Arab Palestinians in Israel claim that Israeli authorities systematically discriminate against them by allocating very few resources for health care, education, public works, economic development, or resources for municipal governmental authorities to the Arab-populated land. Another claim is that Israeli Palestinians are systematically discriminated against for the right to preserve and develop their cultural, national, and political identity.
As a matter of fact, Israeli Palestinians have been up to 1967 totally isolated from the Arab world and were regarded by other Arabs as traitors who live in the oppressive Zionist anti-Arab State of Israel. However, since the 1967 Six-Day War, the majority of Israeli Palestinians have become more self-confident in their Arab Palestinian identity, especially during the last 20+ years as Zionist Israeli authorities prohibited commemorating the Al Nakba which is either the expulsion or flight of at least 500,000 Arab Palestinians in 1948-1949 during the first Arab-Israeli war.
References:
[1] About the Israeli-Palestinian conflict, see Martin Bunton, The Palestinian-Israeli Conflict: A Very Short Introduction, New York: Oxford University Press, 2013.

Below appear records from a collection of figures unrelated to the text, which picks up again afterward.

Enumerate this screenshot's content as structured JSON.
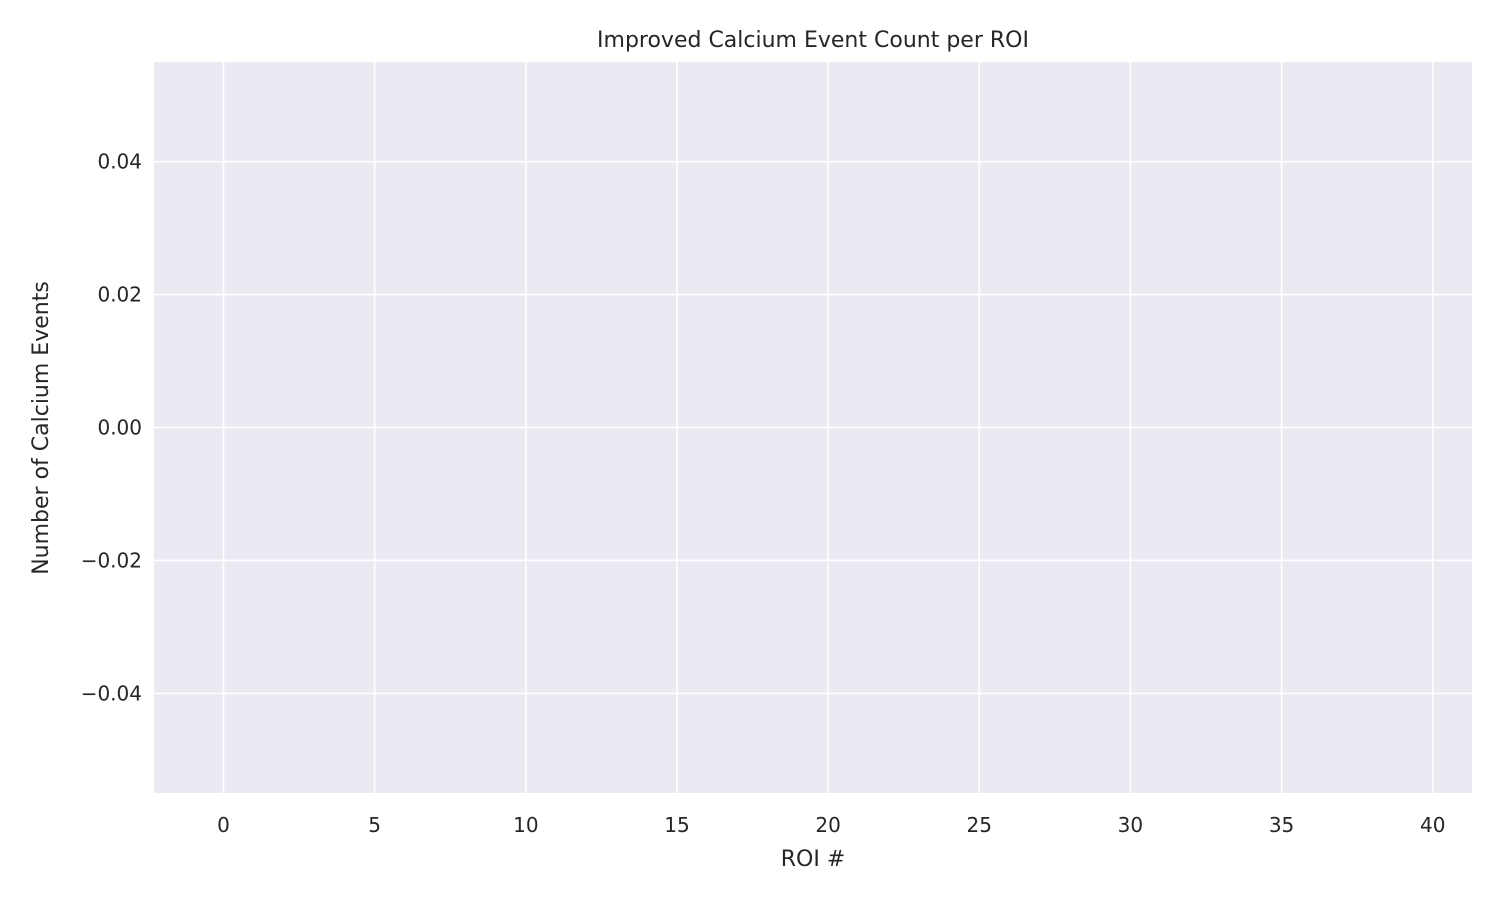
{
  "chart_data": {
    "type": "bar",
    "title": "Improved Calcium Event Count per ROI",
    "xlabel": "ROI #",
    "ylabel": "Number of Calcium Events",
    "x": [],
    "values": [],
    "xlim": [
      -2.3,
      41.3
    ],
    "ylim": [
      -0.055,
      0.055
    ],
    "xticks": [
      0,
      5,
      10,
      15,
      20,
      25,
      30,
      35,
      40
    ],
    "xtick_labels": [
      "0",
      "5",
      "10",
      "15",
      "20",
      "25",
      "30",
      "35",
      "40"
    ],
    "yticks": [
      0.04,
      0.02,
      0.0,
      -0.02,
      -0.04
    ],
    "ytick_labels": [
      "0.04",
      "0.02",
      "0.00",
      "−0.02",
      "−0.04"
    ],
    "grid": true,
    "legend": null,
    "colors": {
      "background": "#eaeaf2",
      "grid": "#ffffff",
      "text": "#262626"
    }
  }
}
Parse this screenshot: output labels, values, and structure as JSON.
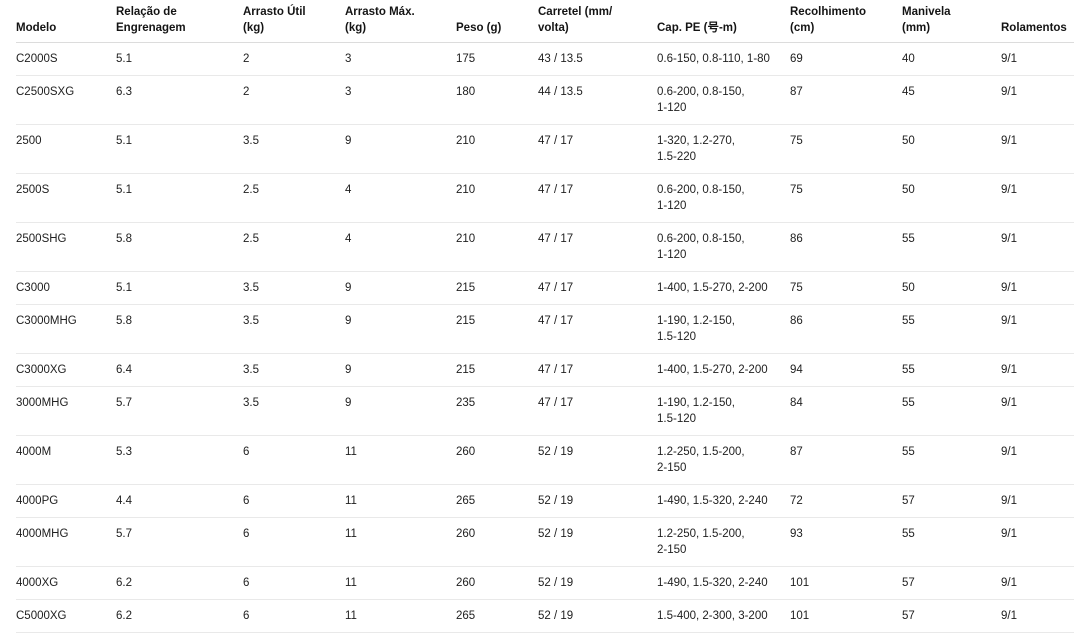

[2] Nevertheless, in some cases, the Israeli Central Elections Committee in practice used very politically coloured criteria to discriminate against those Arab Palestinians whose political views are understood to be unacceptable, especially at the time of parliamentary elections.
[3] About the ideological-political background of the creation of Israel as a nation-state of the Jews, see Theodor Herzl, The Jewish State: The Historic Essay that Led to the Creation of the State of Israel, Skyhorse, 2019.
[4] Semitic peoples are supposed to descend from Shem, son of Biblical Noah. It is assumed for the Jews, Arabs, Ancient World’s Phoenicians, and Assyrians [Alan Isaacs, et al (eds.), A Dictionary of World History, Oxford-New York: Oxford University Press, 2000, 563]. There is a claim that present-day Palestinians descended from the Phoenicians and that the term Palestinian is corrupted Phoenician.
[5] Israeli Palestinians commemorate March 30 Land Day to protest the continuing confiscation of Arab territories by the Israeli Government. The first protest on this day was in 1976 when Israeli security forces killed six Palestinians. Since this incident, the Palestinians either in the diaspora or in Israel commemorate this day as a national day.